Davis Kasey Tutt (c. 1836 – July 21, 1865) was an American Old West gambler and former soldier, best remembered for being killed during the Wild Bill Hickok – Davis Tutt shootout of 1865, which launched Wild Bill Hickok to fame as a gunfighter.

Tutt was born in Yellville, Arkansas, son of Hansford Tutt, a member of a politically influential family in Marion County, Arkansas, and his first wife. When he was a boy, Tutt's family became involved in the Tutt-Everett War, during which his father and other family members were killed.

Enlisting in 1862 in Company A, 27th Arkansas Infantry Regiment, Davis Tutt fought for the Confederate States of America in the Trans-Mississippi Theater during the American Civil War. At its end, he decided to go west, stopping first in Springfield, Missouri, where he met Wild Bill Hickok. Despite serving on opposite sides during the war, they became friends and often gambled together. Tutt even loaned Hickok money on occasion.
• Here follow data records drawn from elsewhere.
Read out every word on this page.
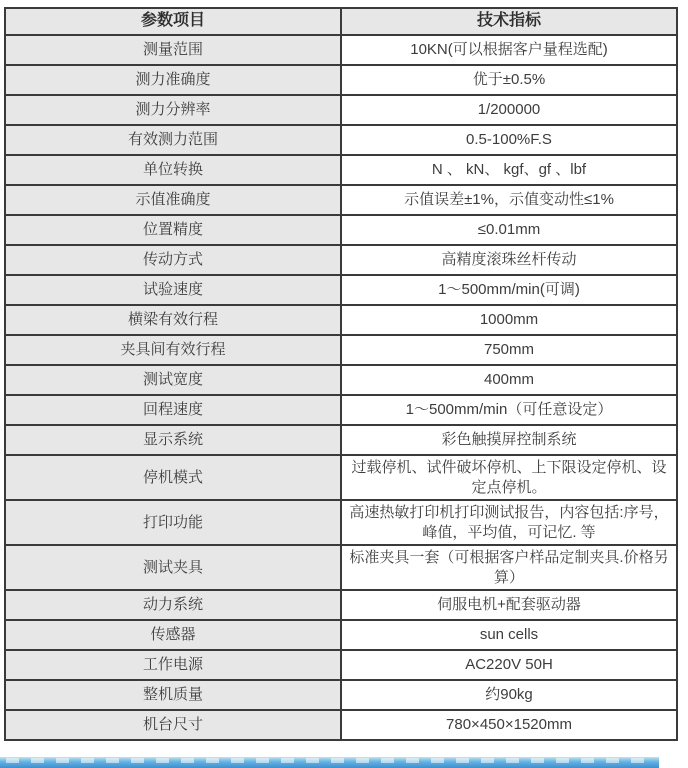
参数项目	技术指标
测量范围	10KN(可以根据客户量程选配)
测力准确度	优于±0.5%
测力分辨率	1/200000
有效测力范围	0.5-100%F.S
单位转换	N 、 kN、 kgf、gf 、lbf
示值准确度	示值误差±1%，示值变动性≤1%
位置精度	≤0.01mm
传动方式	高精度滚珠丝杆传动
试验速度	1～500mm/min(可调)
横梁有效行程	1000mm
夹具间有效行程	750mm
测试宽度	400mm
回程速度	1～500mm/min（可任意设定）
显示系统	彩色触摸屏控制系统
停机模式	过载停机、试件破坏停机、上下限设定停机、设定点停机。
打印功能	高速热敏打印机打印测试报告，内容包括:序号，峰值，平均值，可记忆. 等
测试夹具	标准夹具一套（可根据客户样品定制夹具.价格另算）
动力系统	伺服电机+配套驱动器
传感器	sun cells
工作电源	AC220V 50H
整机质量	约90kg
机台尺寸	780×450×1520mm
Historians have debated the amount, but Hickok himself stated he owed Tutt $25. The fall out between Tutt and Hickok was due to Hickok's failure to repay the money he owed, worsened by Tutt taking Hickok's watch as collateral. Hickok allowed Tutt to take it, but warned him to never wear it in public, which Tutt ignored.

Hickok approached the square and called out Tutt. Tutt responded and the two men faced each other. Each fired one shot. Tutt missed, while Hickok's shot pierced Tutt's heart, killing him.